International trade can be derived from the principles of necessity or convenience. Necessary trade goods are usually resources and raw materials that cannot be easily substituted, conferring an enduring absolute advantage. Trade goods of convenience can be substituted and replicated, implying comparative advantages that may change in time. This commonly involves parts and finished goods that are manufactured at locations due to some temporary advantages such as land, labor, energy, or even exchange rates.

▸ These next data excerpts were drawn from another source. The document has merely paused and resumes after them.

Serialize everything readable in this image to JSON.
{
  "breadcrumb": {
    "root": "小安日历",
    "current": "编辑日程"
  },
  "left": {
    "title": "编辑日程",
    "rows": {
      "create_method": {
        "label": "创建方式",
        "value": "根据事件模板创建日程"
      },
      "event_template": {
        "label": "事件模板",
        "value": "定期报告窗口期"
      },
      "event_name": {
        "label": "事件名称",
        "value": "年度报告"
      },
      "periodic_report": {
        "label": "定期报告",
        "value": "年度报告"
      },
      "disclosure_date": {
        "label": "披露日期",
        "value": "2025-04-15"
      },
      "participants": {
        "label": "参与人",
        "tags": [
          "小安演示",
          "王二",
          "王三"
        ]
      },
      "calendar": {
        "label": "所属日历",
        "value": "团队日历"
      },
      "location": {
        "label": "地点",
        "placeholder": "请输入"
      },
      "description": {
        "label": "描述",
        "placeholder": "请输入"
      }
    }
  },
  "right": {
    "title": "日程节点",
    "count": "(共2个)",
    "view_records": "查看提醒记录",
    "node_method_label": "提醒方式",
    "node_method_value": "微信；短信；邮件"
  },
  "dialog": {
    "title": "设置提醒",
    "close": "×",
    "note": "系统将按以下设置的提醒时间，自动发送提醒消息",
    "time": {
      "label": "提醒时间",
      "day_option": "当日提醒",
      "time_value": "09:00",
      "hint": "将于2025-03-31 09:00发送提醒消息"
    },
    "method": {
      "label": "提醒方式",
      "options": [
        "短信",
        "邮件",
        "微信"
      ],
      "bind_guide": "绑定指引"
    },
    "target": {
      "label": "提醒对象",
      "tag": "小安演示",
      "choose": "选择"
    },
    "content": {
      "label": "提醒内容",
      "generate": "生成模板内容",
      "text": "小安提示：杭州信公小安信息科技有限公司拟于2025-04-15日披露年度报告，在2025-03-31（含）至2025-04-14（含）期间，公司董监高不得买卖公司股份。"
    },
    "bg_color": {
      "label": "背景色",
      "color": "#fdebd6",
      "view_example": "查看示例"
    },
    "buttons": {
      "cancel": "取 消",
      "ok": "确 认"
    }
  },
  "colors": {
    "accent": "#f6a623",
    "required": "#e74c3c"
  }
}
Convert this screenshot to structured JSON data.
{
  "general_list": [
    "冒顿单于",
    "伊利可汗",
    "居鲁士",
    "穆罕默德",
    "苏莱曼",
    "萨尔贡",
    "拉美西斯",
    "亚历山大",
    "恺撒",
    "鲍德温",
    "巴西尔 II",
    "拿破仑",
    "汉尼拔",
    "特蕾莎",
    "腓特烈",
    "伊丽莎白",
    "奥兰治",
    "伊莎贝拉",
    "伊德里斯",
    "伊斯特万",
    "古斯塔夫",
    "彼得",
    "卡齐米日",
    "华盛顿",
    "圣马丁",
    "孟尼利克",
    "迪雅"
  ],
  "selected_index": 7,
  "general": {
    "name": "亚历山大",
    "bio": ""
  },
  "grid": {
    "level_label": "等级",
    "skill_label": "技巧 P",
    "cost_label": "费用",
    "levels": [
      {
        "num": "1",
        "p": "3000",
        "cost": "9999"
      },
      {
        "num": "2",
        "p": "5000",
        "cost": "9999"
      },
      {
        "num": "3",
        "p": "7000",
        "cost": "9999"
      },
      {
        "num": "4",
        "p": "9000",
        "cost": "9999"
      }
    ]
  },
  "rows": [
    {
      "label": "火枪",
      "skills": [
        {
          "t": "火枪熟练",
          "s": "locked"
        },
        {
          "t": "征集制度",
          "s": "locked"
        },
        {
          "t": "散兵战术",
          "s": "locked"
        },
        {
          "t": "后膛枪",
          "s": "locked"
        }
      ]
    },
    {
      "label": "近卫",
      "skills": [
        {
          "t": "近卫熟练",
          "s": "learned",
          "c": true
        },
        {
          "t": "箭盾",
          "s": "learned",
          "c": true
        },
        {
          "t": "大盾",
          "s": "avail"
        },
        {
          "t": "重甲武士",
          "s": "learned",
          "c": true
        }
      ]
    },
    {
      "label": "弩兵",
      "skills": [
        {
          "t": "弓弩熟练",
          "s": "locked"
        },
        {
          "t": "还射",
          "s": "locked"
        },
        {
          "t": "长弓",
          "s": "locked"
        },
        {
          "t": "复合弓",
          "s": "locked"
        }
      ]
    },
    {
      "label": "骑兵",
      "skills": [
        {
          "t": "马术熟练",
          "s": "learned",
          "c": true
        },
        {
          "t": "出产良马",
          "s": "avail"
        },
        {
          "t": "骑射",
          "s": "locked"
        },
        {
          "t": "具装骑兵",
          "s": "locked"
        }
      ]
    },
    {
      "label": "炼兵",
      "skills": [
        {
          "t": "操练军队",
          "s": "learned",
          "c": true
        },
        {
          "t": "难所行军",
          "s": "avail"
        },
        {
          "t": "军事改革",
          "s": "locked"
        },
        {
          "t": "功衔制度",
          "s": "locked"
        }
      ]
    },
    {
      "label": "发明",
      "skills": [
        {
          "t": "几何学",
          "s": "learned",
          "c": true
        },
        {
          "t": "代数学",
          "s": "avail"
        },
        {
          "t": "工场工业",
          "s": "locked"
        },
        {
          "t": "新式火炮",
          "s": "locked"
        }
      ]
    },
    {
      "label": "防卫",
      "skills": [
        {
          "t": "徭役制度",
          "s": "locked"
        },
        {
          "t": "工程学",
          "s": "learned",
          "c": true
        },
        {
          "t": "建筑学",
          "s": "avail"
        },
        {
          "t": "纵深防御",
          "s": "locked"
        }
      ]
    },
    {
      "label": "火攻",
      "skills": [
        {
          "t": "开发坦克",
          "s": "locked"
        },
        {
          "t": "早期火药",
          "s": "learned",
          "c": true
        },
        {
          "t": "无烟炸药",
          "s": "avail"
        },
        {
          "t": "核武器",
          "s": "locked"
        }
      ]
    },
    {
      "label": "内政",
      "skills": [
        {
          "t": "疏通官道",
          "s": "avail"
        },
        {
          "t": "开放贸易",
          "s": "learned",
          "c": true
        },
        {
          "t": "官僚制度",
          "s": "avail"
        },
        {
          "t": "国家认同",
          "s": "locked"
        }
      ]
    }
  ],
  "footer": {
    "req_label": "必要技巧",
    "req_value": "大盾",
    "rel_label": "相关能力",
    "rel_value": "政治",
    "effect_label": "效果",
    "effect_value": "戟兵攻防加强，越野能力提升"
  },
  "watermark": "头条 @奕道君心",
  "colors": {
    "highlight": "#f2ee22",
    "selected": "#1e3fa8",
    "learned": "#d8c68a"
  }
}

International trade is also influenced by the level of scarcity of a good, which can be functional (limited availability of the resource) or geographical (concentration of the resource). In the case that a necessary resource is scarce, the locations providing them will be important points of export, often judged to be of strategic importance. The outcome is a substantial level of international trade, which has been observed in the energy and mining sectors. These resources are not necessarily scarce in their availability, but in their geographical distribution, including the capital investments required to make them available. For parts and finished goods, the concept of scarcity is linked with their level of complexity and at times with patent protection. This implies that only a few manufacturers are able to provide a good, creating an oligopoly or even a monopoly. In this case, an extensive trade network can be established.
In the case where resources are abundant, there is more localized production and less international trade since they are more readily available. For parts and finished goods, abundance mainly implies that the resources to manufacture them are inexpensive and that the processes can be easily replicated. The trade networks supporting abundant goods tend to be less extensive and regional in orientation.
The concept of scarcity and abundance can change with technological developments as more resources can be made available.